Sejarah dan Perkembangannya
          Bahasa Indonesia merupakan bahasa yang ada di dunia dan bahasa indonesia itu kita semua pasti sudah tahu darimana asalnya. Ya, bahasa indonesia itu berasal dari negara tercinta kita ini dari namanya aja udah ketahuan ya. Bahasa Indonesia adalah bahasa resmi dan juga bahasa persatuan dari negara Indonesia, apakah kalian semua tahu kapan bahasa Indonesia diresmikan negara kita ini ?? sungguh ironis ya masyarakat di negara kita negara Indonesia di tengah perkembangan jaman sekarang ini banyak masyarakat di sekitar kita yang tidak mengetahui kapan bahasa Indonesia benar-benar diresmikan. Bahasa Indonesia diresmikan penggunaanya tepat pada setelah Proklamasi kemerdekaan indonesia di kumandangkan atau di umumkan, tepatnya sehari setelah proklamasi dan tentunya juga bersamaan dengan pemerintahan berjalan di masa itu. Mengapa secara penamaannya dinamakan bahasa Indonesia karena untuk menghindari kesan “Imperialisme Bahasa” apabila nama bahasa melayu tetap digunakan sejak di canangkannya “Sumpah Pemuda”. Bahasa indonesia yang ada dikalangan masyarakat di negara kita ini pun berbeda-beda karena di pengaruhi berbagai macam hal, dalam pengucapannya bahasa indonesia pun di campur-adukan dengan berbagai macam bahasa entah dicampur-adukan dengan bahasa daerahnya di suatu tempat atau pun dengan bahasa-bahasa yang mulai pesat perkembangannya sekarang ini dan yang paling mencolok dalam pengucapannya adalah dimana saat berbicara bahasa indonesia disertakan metode atau logat daerahnya masing-masing juga di ikut sertakan.

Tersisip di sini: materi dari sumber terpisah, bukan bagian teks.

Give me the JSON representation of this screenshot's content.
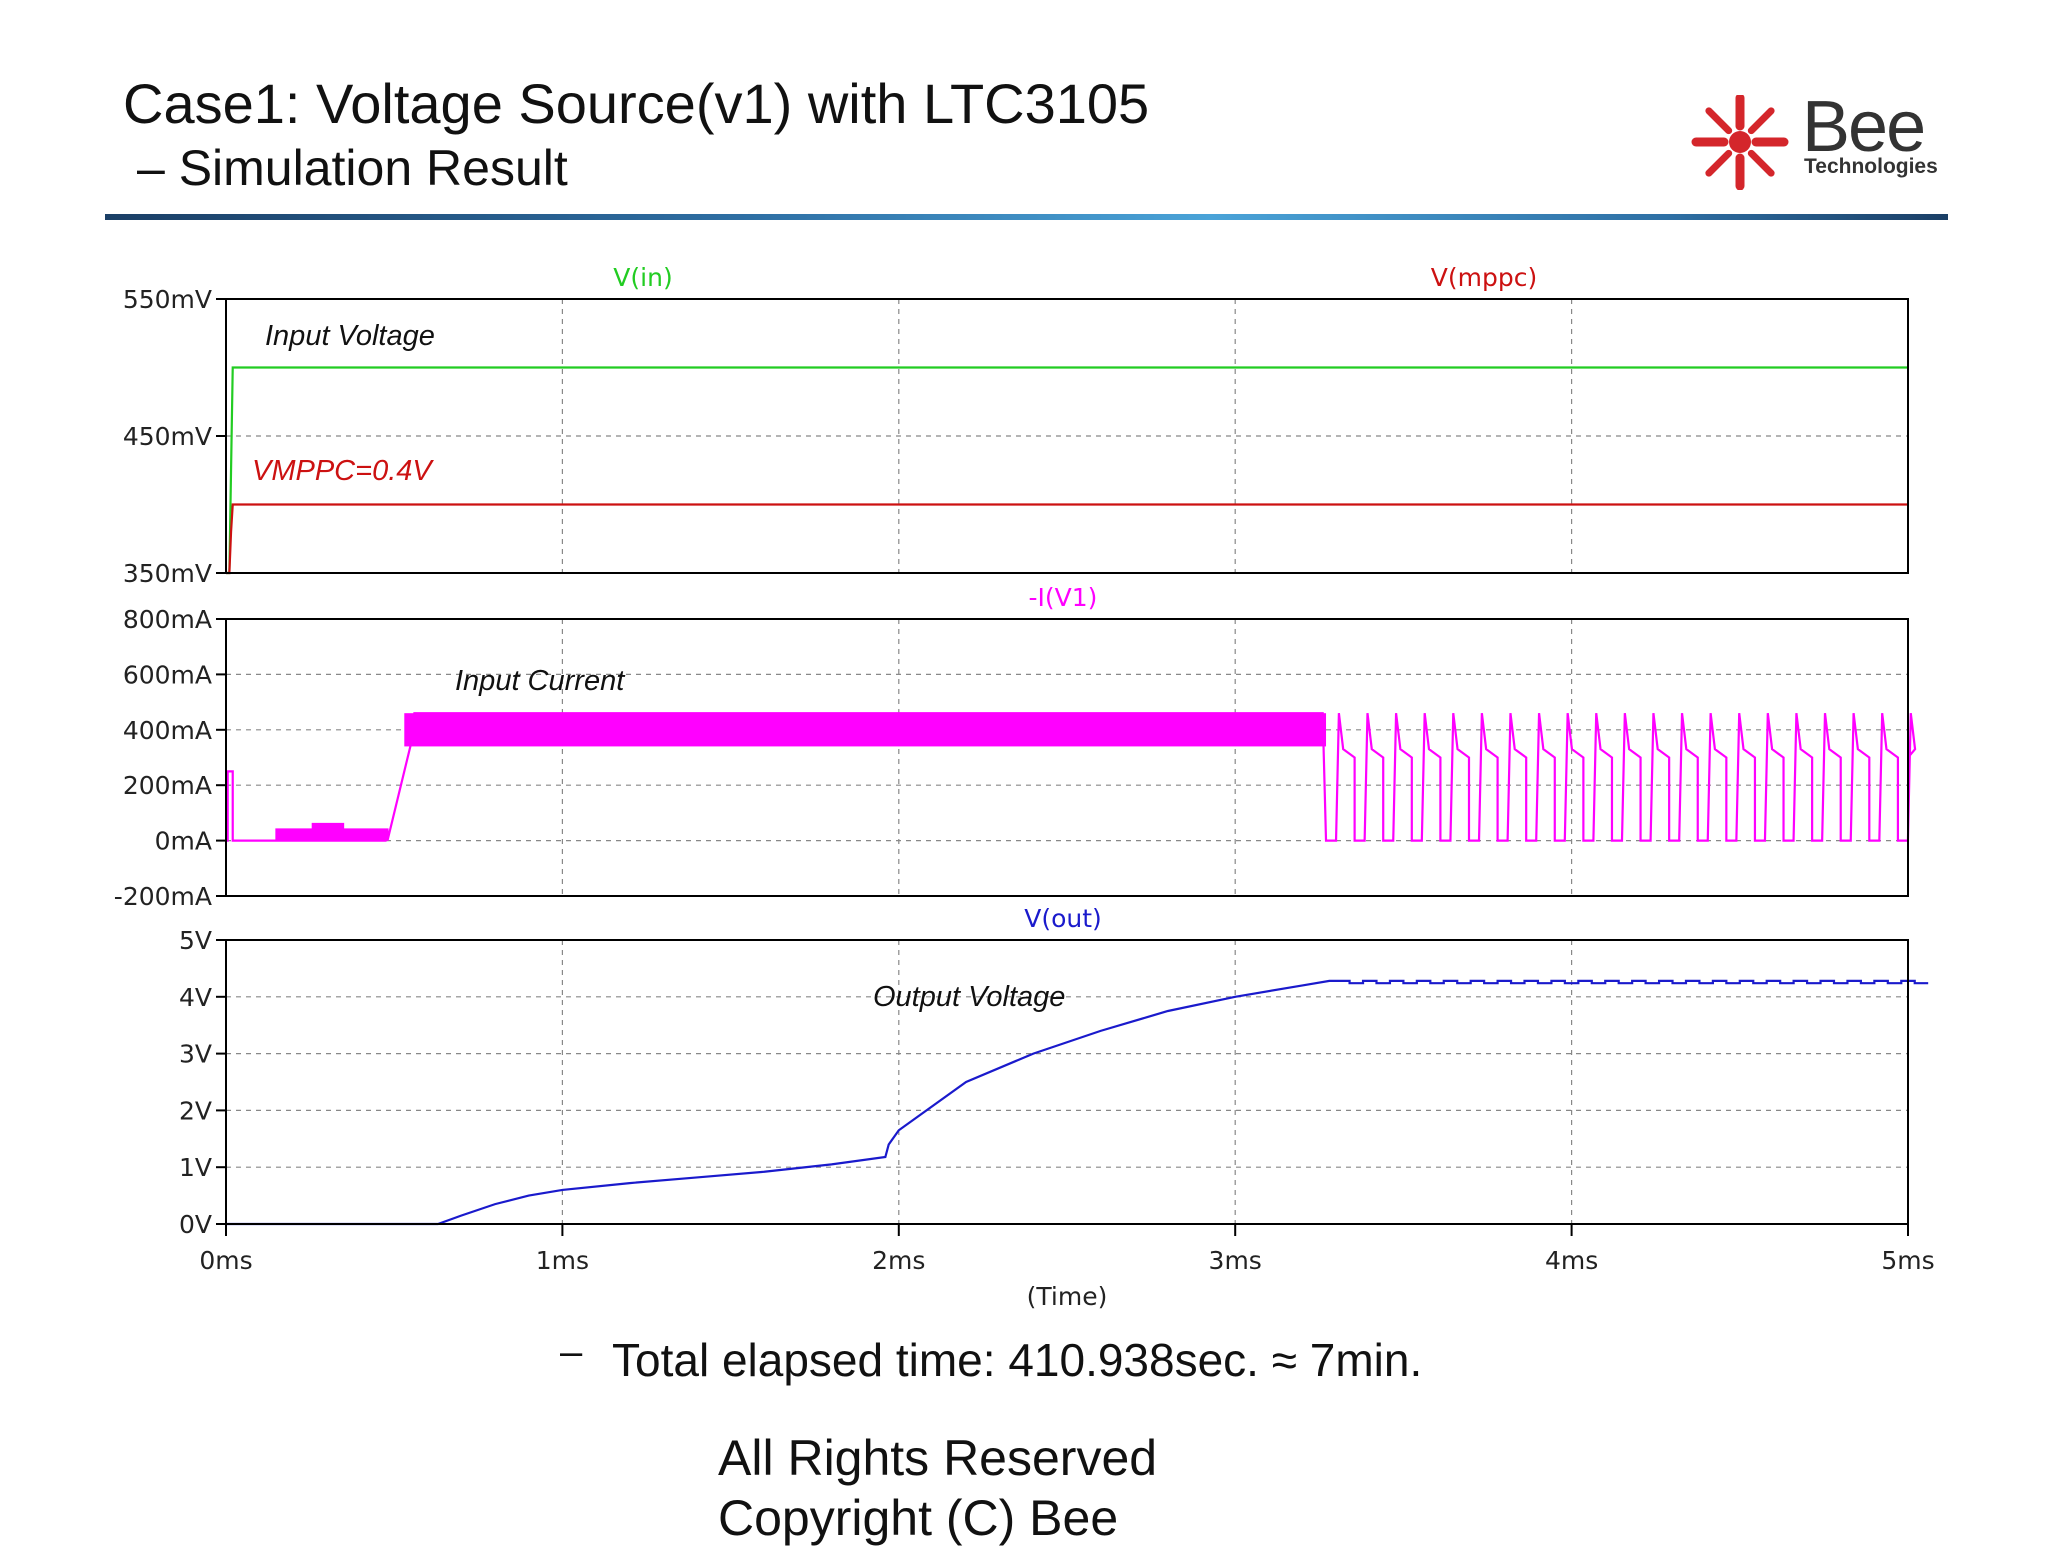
{
  "slide": {
    "title": "Case1: Voltage Source(v1) with LTC3105",
    "subtitle": "– Simulation Result",
    "elapsed_dash": "–",
    "elapsed": "Total elapsed time: 410.938sec. ≈ 7min.",
    "rights_line1": "All Rights Reserved",
    "rights_line2": "Copyright (C) Bee"
  },
  "logo": {
    "word": "Bee",
    "sub": "Technologies",
    "color_spokes": "#d4262b",
    "color_text": "#333333"
  },
  "chart_data": [
    {
      "type": "line",
      "panel": "top",
      "annotation": "Input Voltage",
      "annotation2": "VMPPC=0.4V",
      "yticks": [
        "550mV",
        "450mV",
        "350mV"
      ],
      "ylim": [
        350,
        550
      ],
      "xlim": [
        0,
        5
      ],
      "grid": true,
      "series": [
        {
          "name": "V(in)",
          "color": "#22cc22",
          "x": [
            0,
            0.01,
            0.02,
            5
          ],
          "y": [
            350,
            350,
            500,
            500
          ]
        },
        {
          "name": "V(mppc)",
          "color": "#cc1111",
          "x": [
            0,
            0.01,
            0.015,
            0.02,
            5
          ],
          "y": [
            350,
            350,
            380,
            400,
            400
          ]
        }
      ]
    },
    {
      "type": "line",
      "panel": "middle",
      "annotation": "Input Current",
      "yticks": [
        "800mA",
        "600mA",
        "400mA",
        "200mA",
        "0mA",
        "-200mA"
      ],
      "ylim": [
        -200,
        800
      ],
      "xlim": [
        0,
        5
      ],
      "grid": true,
      "series": [
        {
          "name": "-I(V1)",
          "color": "#ff00ff",
          "x": [
            0,
            0.01,
            0.02,
            0.03,
            0.5,
            0.55,
            3.25,
            5
          ],
          "y": [
            0,
            250,
            250,
            0,
            0,
            350,
            400,
            400
          ]
        }
      ],
      "band_ma": {
        "low": 340,
        "high": 460
      },
      "pulses": {
        "start_ms": 3.27,
        "end_ms": 5.0,
        "period_ms": 0.085,
        "high_ma": 460,
        "low_ma": 0
      }
    },
    {
      "type": "line",
      "panel": "bottom",
      "annotation": "Output Voltage",
      "yticks": [
        "5V",
        "4V",
        "3V",
        "2V",
        "1V",
        "0V"
      ],
      "ylim": [
        0,
        5
      ],
      "xlim": [
        0,
        5
      ],
      "xticks": [
        "0ms",
        "1ms",
        "2ms",
        "3ms",
        "4ms",
        "5ms"
      ],
      "xlabel": "(Time)",
      "grid": true,
      "series": [
        {
          "name": "V(out)",
          "color": "#1a1acc",
          "x": [
            0,
            0.63,
            0.7,
            0.8,
            0.9,
            1.0,
            1.2,
            1.4,
            1.6,
            1.8,
            1.96,
            1.97,
            2.0,
            2.2,
            2.4,
            2.6,
            2.8,
            3.0,
            3.2,
            3.28,
            5.0
          ],
          "y": [
            0,
            0,
            0.15,
            0.35,
            0.5,
            0.6,
            0.72,
            0.82,
            0.92,
            1.05,
            1.18,
            1.4,
            1.65,
            2.5,
            3.0,
            3.4,
            3.75,
            4.0,
            4.2,
            4.28,
            4.28
          ]
        }
      ]
    }
  ]
}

          Bahasa Indonesia pun disebutkan dalam Undang-Undang Dasar RI 1945, Pasal 36 “Bahasa Negara ialah bahasa Indonesia”. Bahasa Indonesia tumbuh dan berkembang dari bahasa Melayu yang sejak dari zaman dahulu sudah dipergunakan sebagai bahasa perhubungan (lingua franca) bukan hanya di Kepulauan Nusantara, melainkan juga hampir di seluruh Asia Tenggara sejak abad ke VII. Bukti yang menyatakan itu ialah ditemukannya prasasti di Kedukan Bukit tahun 683 M (Palembang), Talang Tuwo tahun 684 M (Palembang), Kota Kapur tahun 686 M (Bangka Barat). Prasati itu bertuliskan huruf Pra-Nagari berbahasa Melayu Kuno. Bahasa Melayu Kuno itu tidak hanya dipakai pada zaman Sriwijaya karena di Jawa Tengah juga ditemukan Prasasti tahun 832 M dan di Bogor tahun 942 M yang menggunakan bahasa Melayu Kuno.

Awal penciptaan Bahasa Indonesia sebagai jati diri bangsa bermula dari Sumpah Pemuda pada tanggal 28 Oktober 1928. Di sana, pada Kongres Nasional kedua di Jakarta, dicanangkanlah penggunaan Bahasa Indonesia sebagai bahasa untuk negara Indonesia pascakemerdekaan. Soekarno tidak memilih bahasanya sendiri, Jawa (yang sebenarnya juga bahasa mayoritas pada saat itu), namun beliau memilih Bahasa Indonesia yang beliau dasarkan dari Bahasa Melayu yang dituturkan di Riau.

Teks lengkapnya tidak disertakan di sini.